A priori mathematics, according to Galileo, does not entirely obviate the need for observation (only the most extreme of rationalists, Spinoza and Leibniz, were to argue the expendability, at least in principle, of all empirical knowledge, claiming that all could be a priori deduced from first principles6); but mathematics does allow us to deduce unobservable properties and thus to penetrate into the structure of nature.

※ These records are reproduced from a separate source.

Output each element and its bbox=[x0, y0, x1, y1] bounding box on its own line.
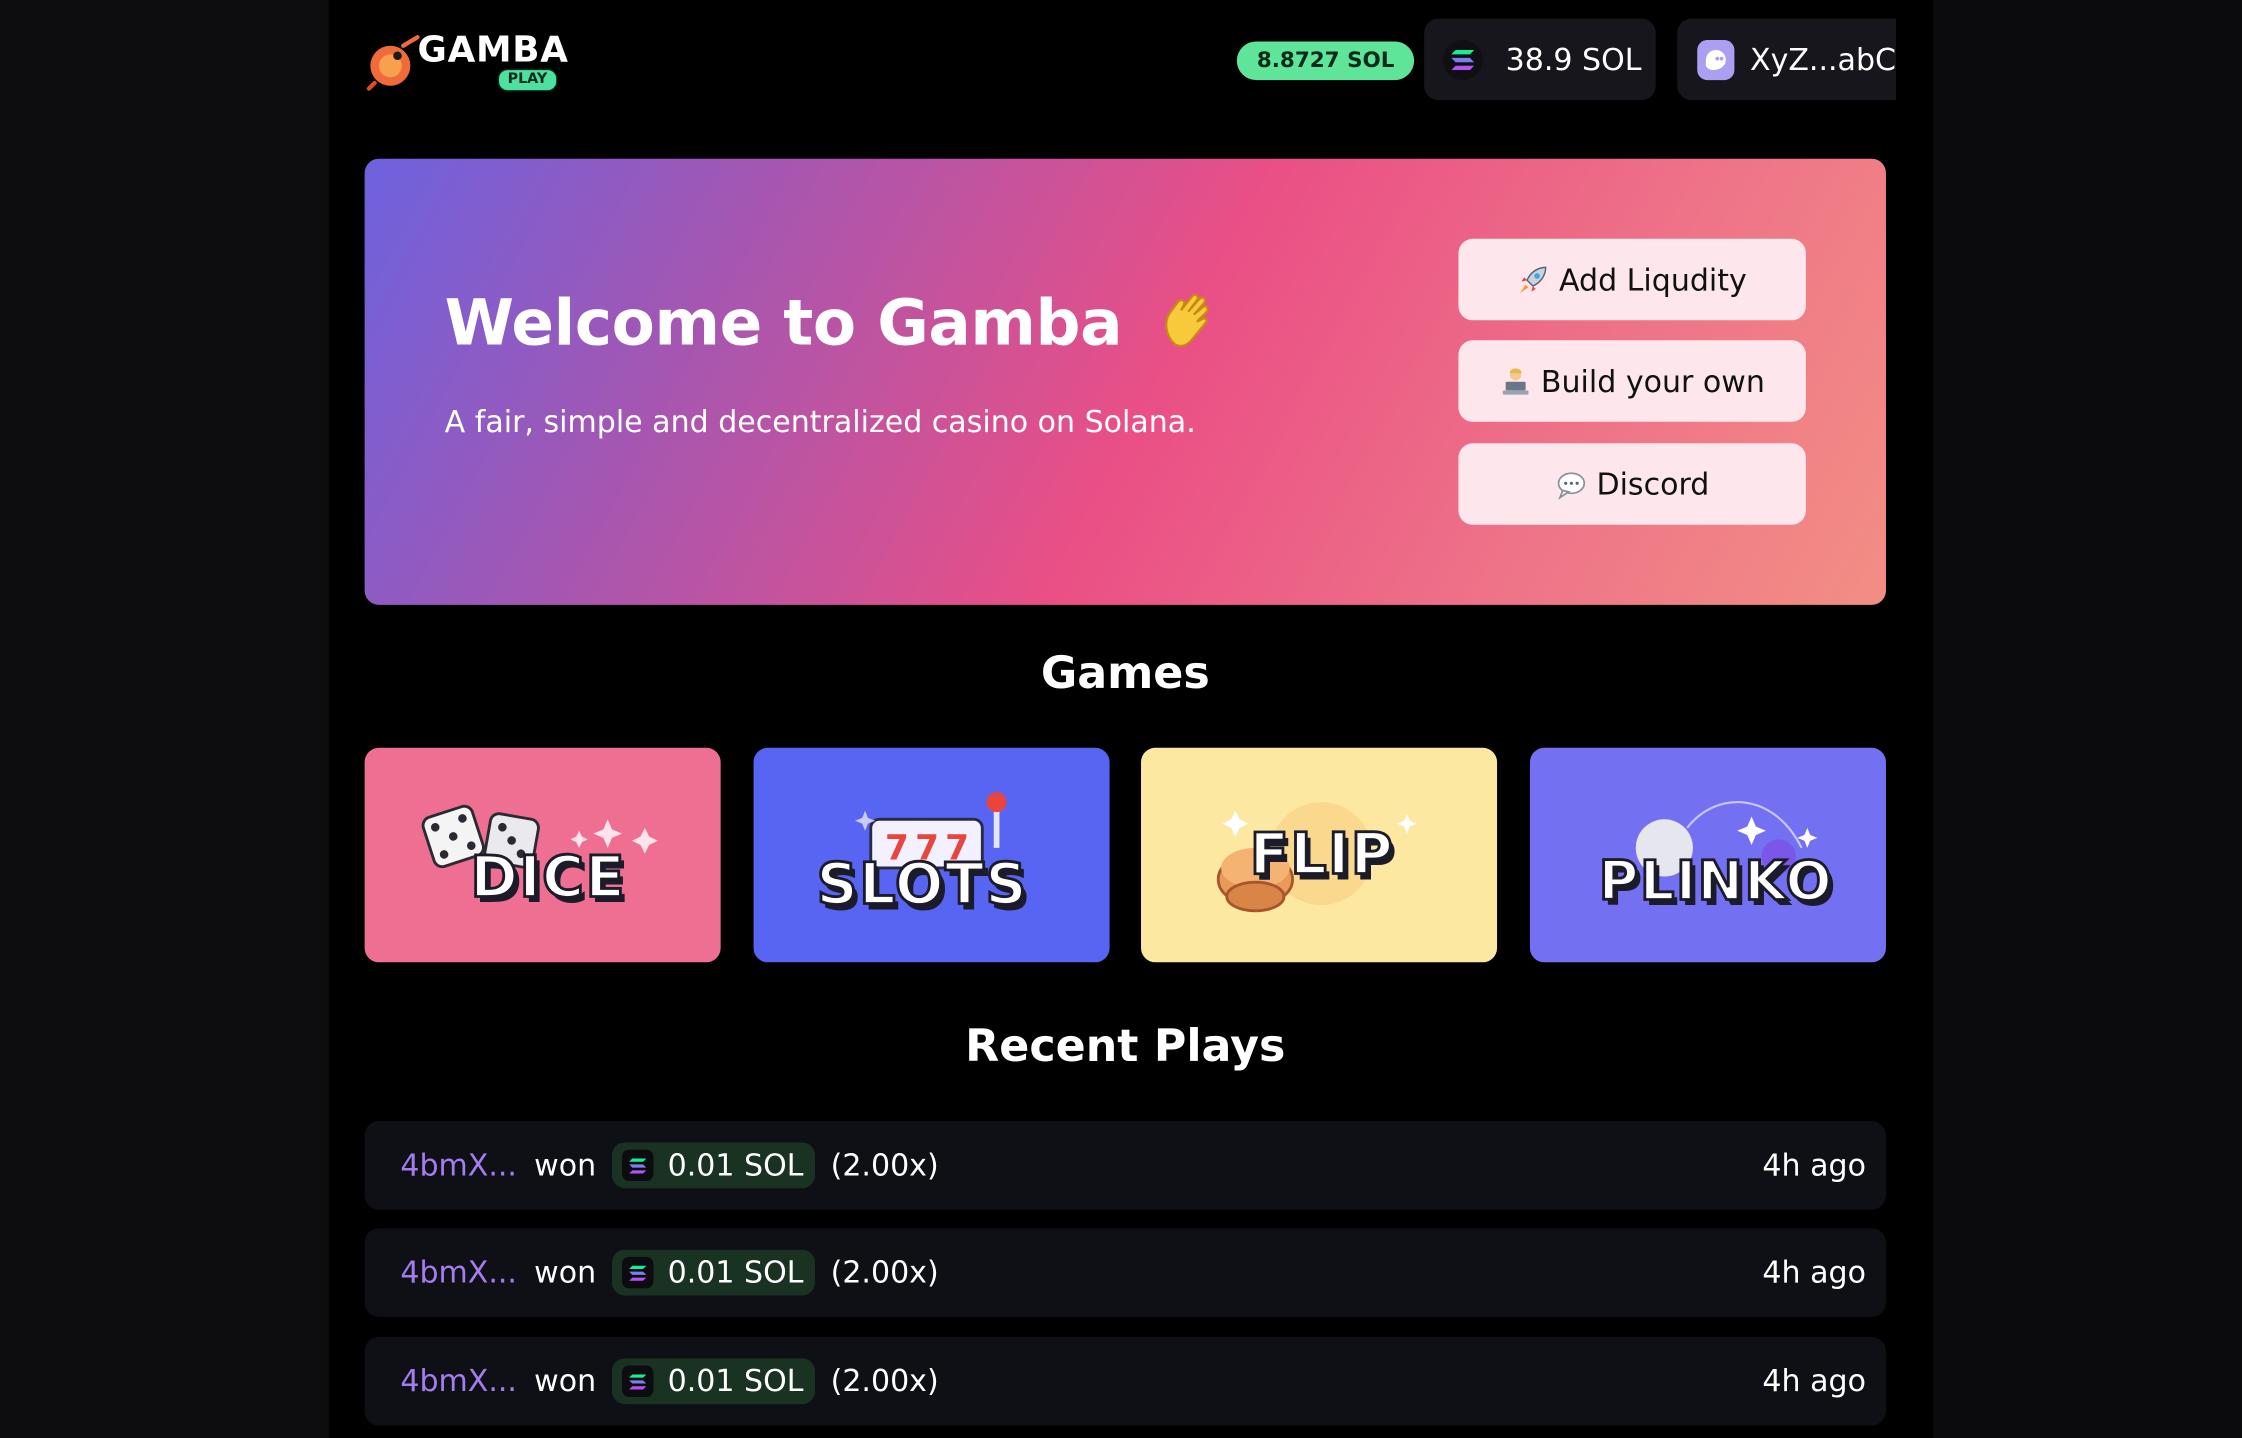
logo-text: GAMBA bbox=[417, 28, 569, 71]
hero-subtitle: A fair, simple and decentralized casino … bbox=[444, 404, 1196, 439]
left-gutter bbox=[0, 0, 329, 1438]
solana-icon bbox=[1442, 39, 1483, 80]
right-gutter bbox=[1933, 0, 2242, 1438]
phantom-ghost-icon bbox=[1697, 39, 1735, 80]
amount-text: 0.01 SOL bbox=[667, 1364, 804, 1399]
discord-button[interactable]: Discord bbox=[1458, 443, 1806, 525]
logo-play-badge: PLAY bbox=[497, 68, 558, 92]
gamba-logo[interactable]: GAMBA PLAY bbox=[366, 28, 569, 95]
build-your-own-button[interactable]: Build your own bbox=[1458, 340, 1806, 422]
welcome-banner: Welcome to Gamba A fair, simple and dece… bbox=[364, 158, 1886, 605]
solana-icon bbox=[621, 1365, 654, 1397]
top-bar: GAMBA PLAY 8.8727 SOL 38.9 SOL XyZ...abC bbox=[328, 0, 1896, 121]
multiplier-text: (2.00x) bbox=[830, 1364, 939, 1399]
wallet-address-button[interactable]: XyZ...abC bbox=[1677, 18, 1896, 101]
amount-badge: 0.01 SOL bbox=[611, 1142, 815, 1189]
recent-play-row[interactable]: 4bmX... won 0.01 SOL (2.00x) 4h ago bbox=[364, 1336, 1886, 1426]
game-card-slots[interactable]: 7 7 7 SLOTS bbox=[753, 747, 1110, 963]
add-liquidity-label: Add Liqudity bbox=[1559, 262, 1747, 297]
waving-hand-icon bbox=[1165, 293, 1209, 347]
recent-plays-heading: Recent Plays bbox=[965, 1020, 1286, 1073]
amount-badge: 0.01 SOL bbox=[611, 1249, 815, 1296]
page: GAMBA PLAY 8.8727 SOL 38.9 SOL XyZ...abC… bbox=[0, 0, 2242, 1438]
player-address[interactable]: 4bmX... bbox=[400, 1364, 517, 1398]
pool-balance-badge: 8.8727 SOL bbox=[1236, 41, 1415, 81]
wallet-balance-button[interactable]: 38.9 SOL bbox=[1424, 18, 1656, 101]
amount-text: 0.01 SOL bbox=[667, 1255, 804, 1290]
time-ago: 4h ago bbox=[1762, 1148, 1866, 1183]
discord-label: Discord bbox=[1596, 466, 1710, 502]
result-verb: won bbox=[534, 1364, 597, 1399]
solana-icon bbox=[621, 1149, 654, 1182]
game-card-flip[interactable]: FLIP bbox=[1141, 747, 1498, 963]
hero-title: Welcome to Gamba bbox=[445, 287, 1224, 360]
game-card-plinko[interactable]: PLINKO bbox=[1529, 747, 1886, 963]
flip-label: FLIP bbox=[1248, 821, 1395, 890]
multiplier-text: (2.00x) bbox=[830, 1148, 939, 1183]
recent-play-row[interactable]: 4bmX... won 0.01 SOL (2.00x) 4h ago bbox=[364, 1121, 1886, 1210]
result-verb: won bbox=[534, 1148, 597, 1183]
time-ago: 4h ago bbox=[1762, 1255, 1866, 1290]
plinko-label: PLINKO bbox=[1597, 848, 1834, 914]
technologist-icon bbox=[1499, 365, 1530, 396]
multiplier-text: (2.00x) bbox=[830, 1255, 939, 1290]
hover-tab bbox=[1452, 976, 1570, 1006]
games-heading: Games bbox=[1040, 647, 1210, 700]
wallet-address-text: XyZ...abC bbox=[1750, 42, 1896, 77]
amount-badge: 0.01 SOL bbox=[611, 1358, 815, 1405]
speech-bubble-icon bbox=[1555, 468, 1586, 500]
add-liquidity-button[interactable]: Add Liqudity bbox=[1458, 238, 1806, 321]
rocket-icon bbox=[1518, 264, 1549, 295]
hero-title-text: Welcome to Gamba bbox=[444, 287, 1123, 361]
wallet-balance-text: 38.9 SOL bbox=[1505, 42, 1642, 77]
player-address[interactable]: 4bmX... bbox=[400, 1255, 517, 1289]
time-ago: 4h ago bbox=[1762, 1364, 1866, 1399]
shrimp-icon bbox=[366, 35, 420, 91]
build-your-own-label: Build your own bbox=[1540, 363, 1765, 399]
player-address[interactable]: 4bmX... bbox=[400, 1148, 517, 1182]
amount-text: 0.01 SOL bbox=[667, 1148, 804, 1183]
slots-label: SLOTS bbox=[815, 851, 1029, 920]
dice-label: DICE bbox=[469, 844, 626, 913]
recent-play-row[interactable]: 4bmX... won 0.01 SOL (2.00x) 4h ago bbox=[364, 1228, 1886, 1317]
solana-icon bbox=[621, 1256, 654, 1289]
result-verb: won bbox=[534, 1255, 597, 1290]
game-card-dice[interactable]: DICE bbox=[364, 747, 721, 963]
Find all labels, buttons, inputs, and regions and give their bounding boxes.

Of course, this meant that not all of the processes conceived of as motions by Aristotle were Galilean motions. Only motions susceptible to mathematical translation came under the purview of science; the rest were expelled from the possibility of physical explanation. Even more than this, Galileo, and those who followed him, defined physical nature itself in terms of mathematics. It was Galileo who first drew the distinction between primary and secondary qualities. If all aspects of physical reality are mathematically expressible, and if not all aspects of our experience are susceptible to mathematical treatment, the implication is that not all aspects of our experience are physically real. Our minds contribute to what we seem to see out there in the world. Our experience is not transparent; there is a gauzy veil of subjectivity hung between us and the objective physical world of mathematical bodies, compounded out of mathematically arranged mathematical constituents, mathematically moving through mathematical space over the course of mathematical time. All those aspects of our experience that can be rendered in mathematical language are ‘primary’ and correlated with what is out there; the rest are ‘secondary’ qualities, features of our subjective experience, caused by the interaction between the primary qualities out there and our own sensory organs. This distinction was widely accepted, not only by rationalists like Galileo and Descartes, but empiricists like John Locke. The portions of res cogitans lurking in our cerebral hemispheres provide a sanctuary for the otherwise inexplicable flotsam and jetsam of perception.